The club won its first title, which was the Campeonato Roraimense, in 1982. As an amateur club, the team also won the competition in 1984, 1986 and 1988. In 1983, Baré won its second title, the Torneio de Integração da Amazônia, beating Independência of Acre state in the final. The match was played in Rio Branco, capital city of Acre. In 1985, the club won again the competition, but the title was shared with Trem, of Amapá state.
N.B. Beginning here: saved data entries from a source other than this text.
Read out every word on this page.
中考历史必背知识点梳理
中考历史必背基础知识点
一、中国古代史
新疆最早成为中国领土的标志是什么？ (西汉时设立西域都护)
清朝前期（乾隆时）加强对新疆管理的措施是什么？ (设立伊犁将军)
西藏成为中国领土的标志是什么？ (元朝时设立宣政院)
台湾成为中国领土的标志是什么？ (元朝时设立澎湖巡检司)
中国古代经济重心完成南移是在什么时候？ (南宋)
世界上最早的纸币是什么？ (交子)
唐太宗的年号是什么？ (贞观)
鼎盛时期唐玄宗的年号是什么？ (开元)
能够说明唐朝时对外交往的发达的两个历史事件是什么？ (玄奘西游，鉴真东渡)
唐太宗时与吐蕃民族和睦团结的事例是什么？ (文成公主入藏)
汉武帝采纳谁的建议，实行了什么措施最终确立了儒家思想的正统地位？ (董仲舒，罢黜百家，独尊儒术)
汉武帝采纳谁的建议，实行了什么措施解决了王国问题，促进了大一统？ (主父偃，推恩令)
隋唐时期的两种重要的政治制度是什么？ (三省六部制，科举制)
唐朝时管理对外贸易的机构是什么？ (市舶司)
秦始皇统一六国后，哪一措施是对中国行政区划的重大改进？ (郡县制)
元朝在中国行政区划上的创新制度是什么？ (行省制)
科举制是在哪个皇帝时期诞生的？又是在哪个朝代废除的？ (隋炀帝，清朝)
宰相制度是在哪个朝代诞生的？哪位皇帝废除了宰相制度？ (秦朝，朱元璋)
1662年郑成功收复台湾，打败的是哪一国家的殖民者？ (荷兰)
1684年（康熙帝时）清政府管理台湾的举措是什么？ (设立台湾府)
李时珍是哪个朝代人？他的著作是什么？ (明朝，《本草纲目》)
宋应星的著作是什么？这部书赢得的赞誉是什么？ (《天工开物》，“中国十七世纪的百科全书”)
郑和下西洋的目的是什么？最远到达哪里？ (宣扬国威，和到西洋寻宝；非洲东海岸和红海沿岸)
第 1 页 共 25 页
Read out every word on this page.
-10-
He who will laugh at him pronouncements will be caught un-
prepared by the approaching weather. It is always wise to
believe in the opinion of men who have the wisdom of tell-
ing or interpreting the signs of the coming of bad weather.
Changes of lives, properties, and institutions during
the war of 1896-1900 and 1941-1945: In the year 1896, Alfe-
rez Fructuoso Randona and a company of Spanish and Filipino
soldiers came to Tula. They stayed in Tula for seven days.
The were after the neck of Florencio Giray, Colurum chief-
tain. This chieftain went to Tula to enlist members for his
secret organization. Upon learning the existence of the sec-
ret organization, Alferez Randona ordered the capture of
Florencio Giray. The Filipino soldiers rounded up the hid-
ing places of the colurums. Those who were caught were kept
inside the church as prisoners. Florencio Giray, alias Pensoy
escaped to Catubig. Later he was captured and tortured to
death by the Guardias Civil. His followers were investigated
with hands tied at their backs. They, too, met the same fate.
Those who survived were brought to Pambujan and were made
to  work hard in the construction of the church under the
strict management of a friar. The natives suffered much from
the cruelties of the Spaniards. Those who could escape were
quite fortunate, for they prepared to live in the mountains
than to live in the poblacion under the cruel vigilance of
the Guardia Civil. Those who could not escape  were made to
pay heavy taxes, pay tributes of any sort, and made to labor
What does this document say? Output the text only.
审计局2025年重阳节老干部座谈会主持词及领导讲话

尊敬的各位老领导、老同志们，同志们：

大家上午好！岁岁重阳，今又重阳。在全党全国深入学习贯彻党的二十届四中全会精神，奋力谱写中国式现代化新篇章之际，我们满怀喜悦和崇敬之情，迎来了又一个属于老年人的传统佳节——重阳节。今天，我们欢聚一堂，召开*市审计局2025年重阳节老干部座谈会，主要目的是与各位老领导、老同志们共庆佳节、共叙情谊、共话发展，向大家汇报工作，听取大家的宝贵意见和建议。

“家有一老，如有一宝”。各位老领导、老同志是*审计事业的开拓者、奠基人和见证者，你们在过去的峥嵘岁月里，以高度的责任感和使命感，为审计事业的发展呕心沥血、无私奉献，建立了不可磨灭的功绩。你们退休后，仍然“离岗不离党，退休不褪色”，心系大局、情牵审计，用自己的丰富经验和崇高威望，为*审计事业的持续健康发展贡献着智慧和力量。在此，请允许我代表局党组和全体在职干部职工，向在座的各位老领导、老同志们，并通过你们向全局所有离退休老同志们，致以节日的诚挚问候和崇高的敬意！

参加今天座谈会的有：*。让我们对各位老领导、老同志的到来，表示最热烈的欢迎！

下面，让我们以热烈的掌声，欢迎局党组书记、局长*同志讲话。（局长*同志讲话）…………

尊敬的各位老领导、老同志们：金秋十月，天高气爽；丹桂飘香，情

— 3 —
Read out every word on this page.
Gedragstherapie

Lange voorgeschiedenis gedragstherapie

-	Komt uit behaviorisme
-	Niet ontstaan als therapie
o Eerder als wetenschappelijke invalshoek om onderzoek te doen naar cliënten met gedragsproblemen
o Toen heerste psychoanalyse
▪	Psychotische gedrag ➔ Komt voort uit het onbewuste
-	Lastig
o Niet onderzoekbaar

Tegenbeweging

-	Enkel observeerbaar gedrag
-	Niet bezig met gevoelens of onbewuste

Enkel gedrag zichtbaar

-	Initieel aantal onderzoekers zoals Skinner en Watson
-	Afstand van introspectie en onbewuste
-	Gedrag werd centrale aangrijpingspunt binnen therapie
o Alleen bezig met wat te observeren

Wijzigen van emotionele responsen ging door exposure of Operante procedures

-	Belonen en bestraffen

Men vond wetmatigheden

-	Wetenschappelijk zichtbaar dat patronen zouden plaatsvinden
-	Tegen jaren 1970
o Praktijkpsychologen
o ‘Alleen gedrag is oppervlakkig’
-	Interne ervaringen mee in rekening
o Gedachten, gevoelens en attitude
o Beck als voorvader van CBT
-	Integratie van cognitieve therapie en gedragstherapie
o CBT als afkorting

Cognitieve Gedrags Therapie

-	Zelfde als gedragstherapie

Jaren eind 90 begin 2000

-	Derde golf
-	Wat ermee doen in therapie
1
The club competed in the Brazilian Championship Third Level for the first time in 1995, but was eliminated in the first stage by Progresso, of Mucajaí, Roraima. In 1996, as a professional football club, Baré won again the state championship, beating Sampaio in the final. The club also competed in the same year in the Brazilian Championship Third Level, where it reached the second stage, and was eliminated by Ji-Paraná, of Rondônia state.

In 1997 and in 1998, the club competed again in the Brazilian Championship Third Level, but was eliminated in both years in the first stage. In 2000, Baré competed in the Copa João Havelange, which was the competition that replaced the Brazilian Championship in that year. The club was in the green module (which was that season's equivalent to the third level), and was eliminated in the first stage.

==Honours==
===Regional===
- Torneio de Integração da Amazônia
  - Winners (2): 1983, 1985

===State===
- Campeonato Roraimense
  - Winners (26): 1950, 1953, 1954 (shared), 1955, 1956, 1957, 1958, 1960, 1961, 1962, 1963, 1964, 1965, 1968, 1969, 1970, 1972 (shared), 1982, 1984, 1986, 1988, 1996, 1997, 1999, 2006, 2010

==First team==

| No. | Pos. | Nation | Player |
|---|---|---|---|
| — | GK | BRA | Marquinhos |
| — | DF | BRA | Roney |
| — | DF | BRA | Fábio |
| — | DF | BRA | Everton |
| — | DF | BRA | Vitor |
| — | DF | BRA | Henrique |

| No. | Pos. | Nation | Player |
|---|---|---|---|
| — | MF | BRA | David |
| — | MF | BRA | Léo Cotia |
| — | MF | BRA | Cacau |
| — | FW | BRA | Pauinho |
| — | FW | BRA | Sadac |

==Stadium==
The club's home matches are usually played at Flamarion Vasconcelos stadium, nicknamed Canarinho which has a maximum capacity of 10,000 people.

==Clássico Bareima==
The derby between Baré and Atlético Roraima Clube is known as Clássico Bareima. Bareima is the truncation of the clubs' names, Baré and Roraima.

==Club colors, mascot and nickname==
Baré's official colors are red and white.

The club's mascot is a Native American.

Baré Esporte Clube is nicknamed Colorado da Consolata, meaning The Red of Consolata. Consolata refers to the avenue where the club is located in, Avenida Nossa Senhora da Consolata.